The GAUSS function in Excel is used to compute the probability that a random variable from a standard normal distribution (mean = 0, standard deviation = 1) will fall between 0 and a specified value. It is commonly employed in probability theory and statistical applications.

Key Features of GAUSS:

  • Calculates the probability under the normal distribution curve from 0 up to the specified value.
  • Assumes a standard normal distribution with:
    • Mean (μ) = 0.
    • Standard Deviation (σ) = 1.
  • Useful in statistical and probability-related computations involving normalized scores or Z-scores.
  • Provides a cumulative probability computation directly.

Syntax:

GAUSS(z)
  • z: The specified value for which you want the cumulative distribution probability from 0.

How It Works:

The GAUSS function computes the cumulative probability under the standard normal distribution curve between 0 and the input z value. It is mathematically expressed as:

GAUSS(z) = N(z) - 0.5

Here, N(z) represents the cumulative distribution function (CDF) for a standard normal distribution.

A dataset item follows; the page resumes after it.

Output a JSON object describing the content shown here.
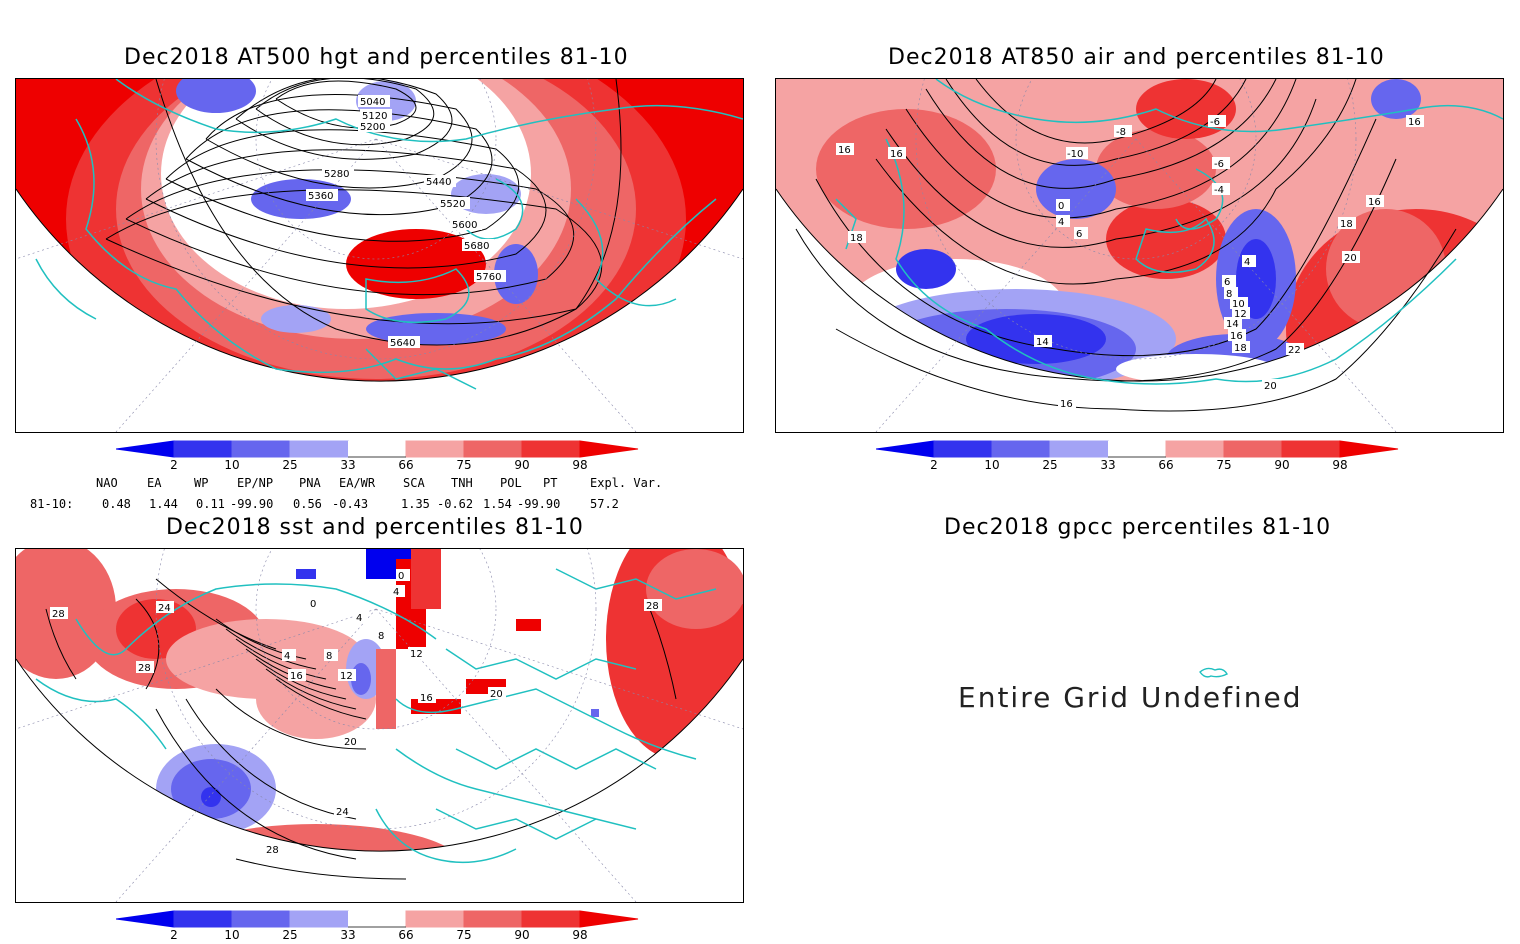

Subtracting 0.5 adjusts the result to exclude the lower half of the distribution (below 0), as the standard normal distribution is symmetric about 0.

For negative z values, the result represents the negative cumulative probability from 0 to z.

Examples:

  1. Basic Calculation:

Compute the probability for a z value of 1.5:

=GAUSS(1.5)
Result: 0.4332 (meaning 43.32% of the data lies between 0 and 1.5 under a standard normal distribution).

  1. Negative Z-Score:

Compute the probability for a z value of -2:

=GAUSS(-2)
Result: -0.4772 (negative indicates cumulative probability is below 0).

  1. Large Z-Score:

Compute the probability for a z value of 3:

=GAUSS(3)
Result: 0.4986 (almost all the data from 0 to z is included).

Notes:

  • Parameter Constraints:

    • Input z can be any real number.
    • Large positive or negative values for z approach cumulative probabilities of 0.5 or -0.5, respectively, due to the distribution's nature.
  • The GAUSS function complements other statistical functions, such as NORM.DIST or NORM.S.DIST, but simplifies probability calculations for the symmetric standard normal distribution.

Applications:

  • Risk Analysis: Helps estimate probabilities within specific ranges based on Z-scores.
  • Statistical Inference: Provides quick cumulative probabilities for hypothesis testing or confidence intervals.
  • Data Analysis: Facilitates evaluation of standard normal data or results from Z-transformations.

Tip: Use GAUSS for simple standard normal probability computations and combine it with other distribution functions for more complex scenarios.